Cet article fait partie de la revue Futuribles n° 54, avril 1982

Pour tenter d’y voir clair dans une réalité future protéiforme et indéterminée a priori, il est important d’analyser les enjeux du développement des nouveaux médias, enjeux ergonomiques, enjeux de pouvoir, enjeux sémantiques, enjeux culturels, par rapport auxquels se structurent les attitudes des différents acteurs ; c’est à la fois peu et beaucoup : cela ne permet pas de faire des prévisions ( » quel sera l’impact des services vidéotex en 1990 « ) mais peut aider à comprendre ce qui se passe.

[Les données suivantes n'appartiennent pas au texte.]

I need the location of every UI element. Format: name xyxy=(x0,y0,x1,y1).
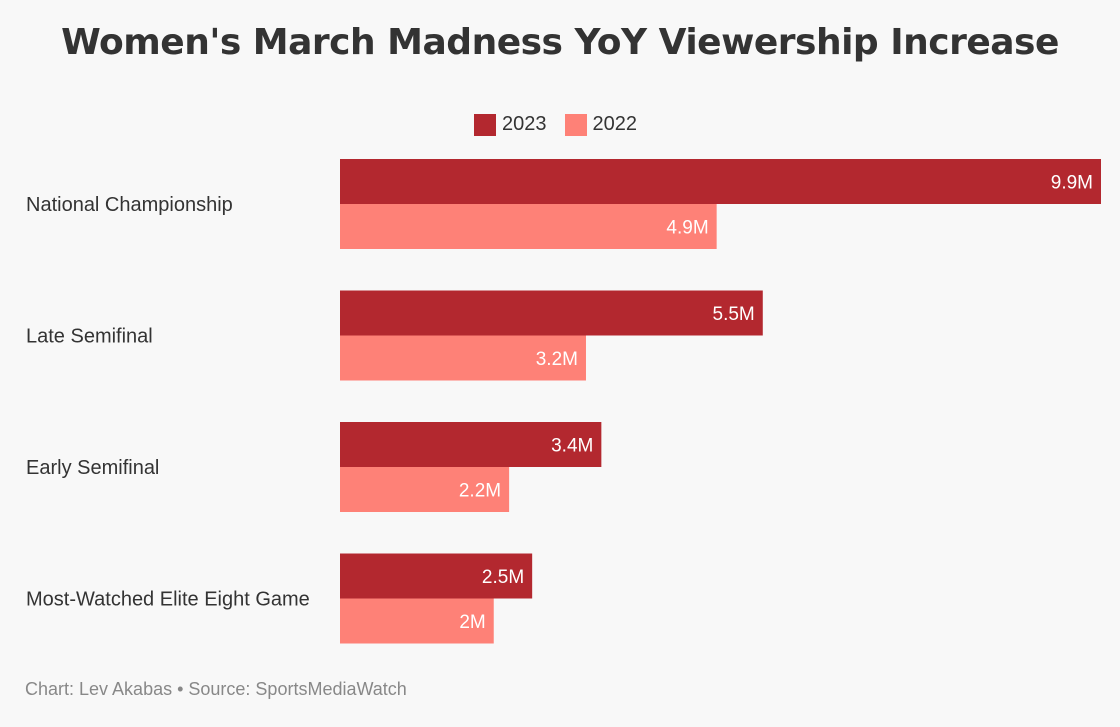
bar-2023-late-semifinal xyxy=(340,290,763,336)
legend-label-2023: 2023 xyxy=(502,113,547,135)
legend-swatch-2023 xyxy=(474,113,496,136)
chart-title: Women's March Madness YoY Viewership Inc… xyxy=(61,22,1059,63)
legend: 2023 2022 xyxy=(474,113,655,136)
legend-swatch-2022 xyxy=(564,113,587,136)
legend-item-2022: 2022 xyxy=(564,113,638,136)
bar-2022-late-semifinal xyxy=(340,335,586,381)
chart-source-credit: Chart: Lev Akabas • Source: SportsMediaW… xyxy=(25,679,407,699)
bar-2023-national-championship xyxy=(340,159,1101,204)
value-label-2022-national-championship: 4.9M xyxy=(666,218,708,239)
value-label-2023-early-semifinal: 3.4M xyxy=(551,436,593,457)
bar-2022-early-semifinal xyxy=(340,467,510,512)
value-label-2023-national-championship: 9.9M xyxy=(1051,173,1093,194)
bar-2022-most-watched-elite-eight-game xyxy=(340,598,494,644)
category-label-late-semifinal: Late Semifinal xyxy=(26,326,153,348)
bar-2023-early-semifinal xyxy=(340,422,602,467)
value-label-2023-most-watched-elite-eight-game: 2.5M xyxy=(482,567,524,588)
legend-item-2023: 2023 xyxy=(474,113,547,136)
bar-2023-most-watched-elite-eight-game xyxy=(340,553,533,599)
bar-2022-national-championship xyxy=(340,204,717,249)
category-label-national-championship: National Championship xyxy=(26,194,233,216)
category-label-most-watched-elite-eight-game: Most-Watched Elite Eight Game xyxy=(26,589,310,611)
value-label-2023-late-semifinal: 5.5M xyxy=(713,304,755,325)
value-label-2022-most-watched-elite-eight-game: 2M xyxy=(459,612,485,633)
value-label-2022-late-semifinal: 3.2M xyxy=(536,349,578,370)
category-label-early-semifinal: Early Semifinal xyxy=(26,457,159,479)
value-label-2022-early-semifinal: 2.2M xyxy=(459,481,501,502)
legend-label-2022: 2022 xyxy=(592,113,638,135)
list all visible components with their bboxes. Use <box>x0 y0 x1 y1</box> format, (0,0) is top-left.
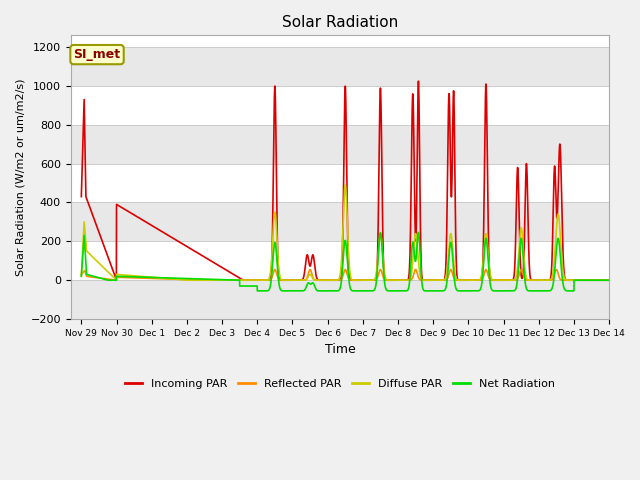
Bar <box>71 203 609 241</box>
Bar <box>71 280 609 319</box>
Title: Solar Radiation: Solar Radiation <box>282 15 398 30</box>
Legend: Incoming PAR, Reflected PAR, Diffuse PAR, Net Radiation: Incoming PAR, Reflected PAR, Diffuse PAR… <box>121 374 559 393</box>
Bar <box>71 241 609 280</box>
Bar <box>71 164 609 203</box>
Text: SI_met: SI_met <box>74 48 120 61</box>
Bar <box>71 125 609 164</box>
Bar <box>71 47 609 86</box>
X-axis label: Time: Time <box>324 343 355 356</box>
Bar <box>71 86 609 125</box>
Y-axis label: Solar Radiation (W/m2 or um/m2/s): Solar Radiation (W/m2 or um/m2/s) <box>15 78 25 276</box>
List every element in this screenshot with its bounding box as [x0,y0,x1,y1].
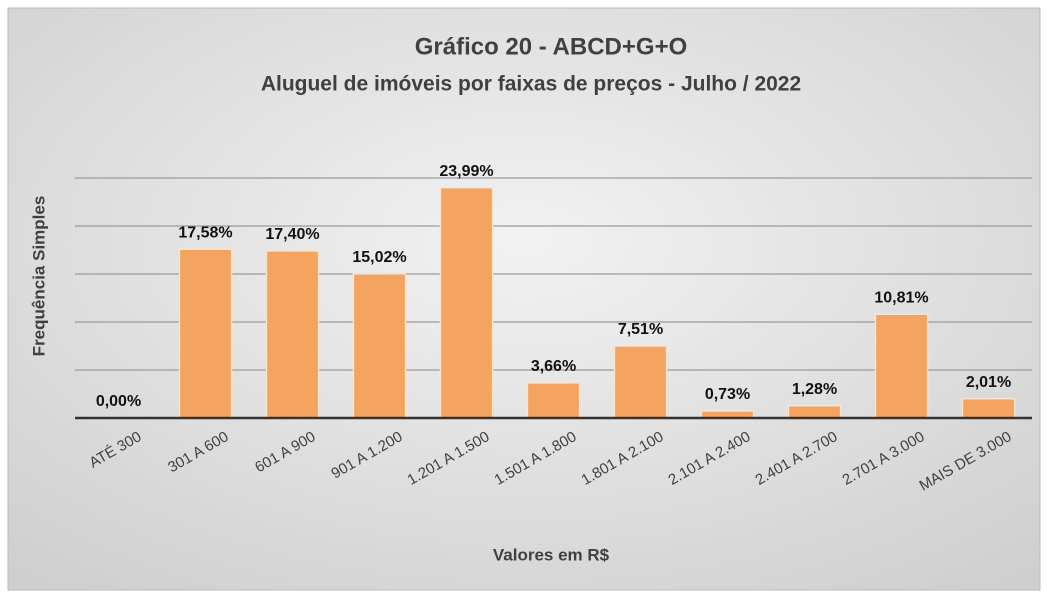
bar [526,382,581,419]
data-label: 10,81% [874,289,928,306]
bar [352,273,407,419]
data-label: 3,66% [531,358,576,375]
y-axis-label: Frequência Simples [29,196,48,357]
data-label: 0,73% [705,386,750,403]
data-label: 2,01% [966,374,1011,391]
bar [787,404,842,419]
bar [178,248,233,419]
data-label: 17,40% [265,226,319,243]
data-label: 1,28% [792,381,837,398]
bar [439,186,494,419]
bar [961,397,1016,419]
data-label: 0,00% [96,393,141,410]
bar [874,313,929,419]
bar [265,250,320,419]
data-label: 17,58% [178,224,232,241]
chart-subtitle: Aluguel de imóveis por faixas de preços … [261,73,801,96]
bar [613,345,668,419]
data-label: 7,51% [618,321,663,338]
data-label: 23,99% [439,163,493,180]
data-label: 15,02% [352,249,406,266]
chart-title: Gráfico 20 - ABCD+G+O [415,33,688,60]
x-axis-label: Valores em R$ [493,545,610,564]
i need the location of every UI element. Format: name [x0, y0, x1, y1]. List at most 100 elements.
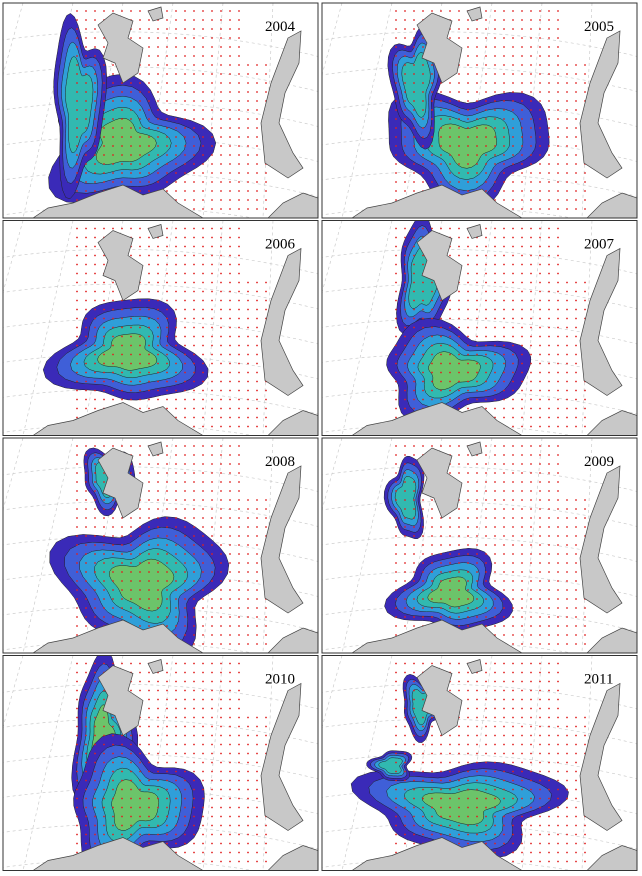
station	[548, 580, 550, 582]
station	[220, 842, 222, 845]
station	[503, 662, 505, 665]
station	[202, 517, 204, 519]
station	[413, 163, 415, 165]
station	[530, 272, 532, 275]
station	[422, 797, 424, 800]
station	[530, 689, 532, 692]
station	[485, 680, 487, 683]
station	[530, 671, 532, 674]
station	[575, 380, 577, 383]
station	[431, 535, 433, 537]
station	[548, 662, 550, 665]
station	[449, 743, 451, 746]
station	[521, 389, 523, 392]
station	[440, 109, 442, 111]
station	[449, 398, 451, 401]
station	[485, 100, 487, 102]
station	[148, 136, 150, 138]
station	[229, 335, 231, 338]
station	[103, 517, 105, 519]
station	[557, 725, 559, 728]
station	[238, 589, 240, 591]
station	[458, 806, 460, 809]
station	[238, 851, 240, 854]
station	[139, 725, 141, 728]
station	[494, 272, 496, 275]
station	[238, 416, 240, 419]
station	[566, 136, 568, 138]
station	[148, 499, 150, 501]
station	[548, 779, 550, 782]
land	[351, 184, 523, 218]
station	[220, 10, 222, 12]
station	[220, 163, 222, 165]
station	[467, 317, 469, 320]
station	[112, 607, 114, 609]
station	[166, 752, 168, 755]
station	[202, 308, 204, 311]
station	[103, 227, 105, 230]
station	[557, 526, 559, 528]
station	[485, 398, 487, 401]
station	[220, 145, 222, 147]
station	[211, 851, 213, 854]
station	[521, 553, 523, 555]
station	[449, 734, 451, 737]
station	[548, 625, 550, 627]
station	[202, 544, 204, 546]
station	[440, 127, 442, 129]
station	[575, 580, 577, 582]
station	[557, 371, 559, 374]
station	[76, 833, 78, 836]
station	[557, 842, 559, 845]
station	[166, 544, 168, 546]
station	[422, 571, 424, 573]
station	[211, 779, 213, 782]
station	[521, 64, 523, 66]
station	[103, 172, 105, 174]
year-label: 2005	[584, 19, 614, 35]
station	[193, 842, 195, 845]
station	[458, 380, 460, 383]
station	[530, 860, 532, 863]
station	[494, 770, 496, 773]
station	[76, 127, 78, 129]
station	[220, 463, 222, 465]
station	[566, 73, 568, 75]
station	[476, 37, 478, 39]
station	[211, 589, 213, 591]
station	[422, 445, 424, 447]
station	[512, 472, 514, 474]
station	[130, 571, 132, 573]
station	[229, 643, 231, 645]
station	[503, 517, 505, 519]
station	[494, 562, 496, 564]
station	[530, 707, 532, 710]
station	[94, 490, 96, 492]
station	[121, 580, 123, 582]
station	[76, 788, 78, 791]
station	[220, 190, 222, 192]
station	[548, 19, 550, 21]
station	[494, 10, 496, 12]
station	[575, 616, 577, 618]
station	[503, 544, 505, 546]
station	[103, 46, 105, 48]
station	[220, 28, 222, 30]
station	[130, 472, 132, 474]
station	[557, 472, 559, 474]
station	[422, 389, 424, 392]
station	[557, 770, 559, 773]
station	[422, 181, 424, 183]
station	[539, 272, 541, 275]
station	[575, 389, 577, 392]
station	[494, 553, 496, 555]
land	[147, 224, 164, 239]
station	[103, 37, 105, 39]
station	[157, 544, 159, 546]
station	[139, 625, 141, 627]
station	[494, 607, 496, 609]
station	[166, 770, 168, 773]
station	[440, 353, 442, 356]
station	[548, 37, 550, 39]
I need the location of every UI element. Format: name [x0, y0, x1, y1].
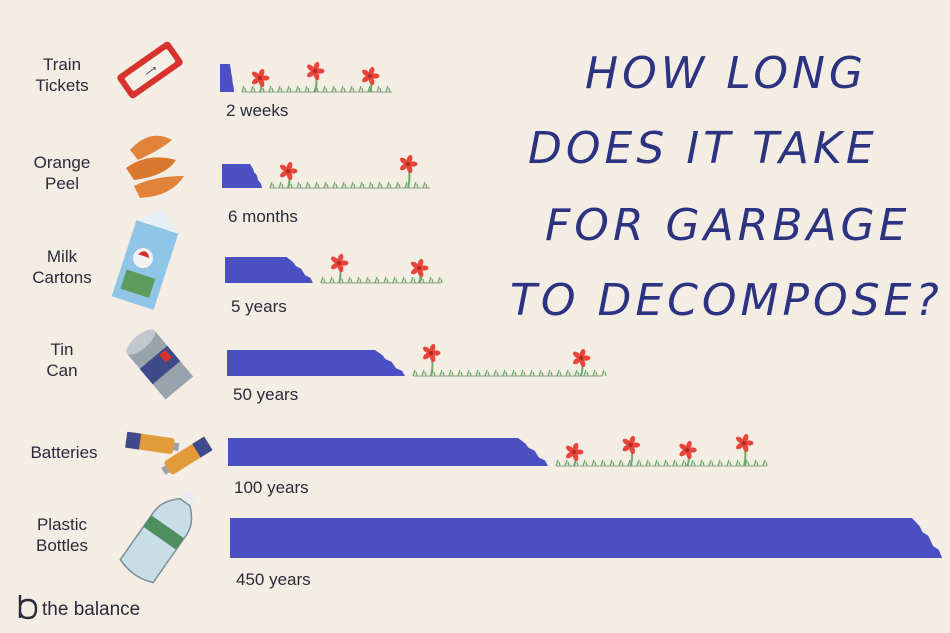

En fait, et beaucoup de travaux sur la diffusion des techniques dans les sociétés le suggèrent, il n’existe pas de fatalité technique (le vidéotex ne conduit inéluctablement ni à  » Big Brother « , ni à la société harmonieuse de la transparence informationnelle), mais il existe des processus d’appropriation sociale des techniques nouvelles, plus ou moins lents, plus ou moins conflictuels : toute utilisation d’une offre technique nouvelle vient perturber les équilibres existants entre professions, vient transformer les cadres institutionnels, juridiques et conceptuels existants, ou au contraire s’y mouler en s’amendant.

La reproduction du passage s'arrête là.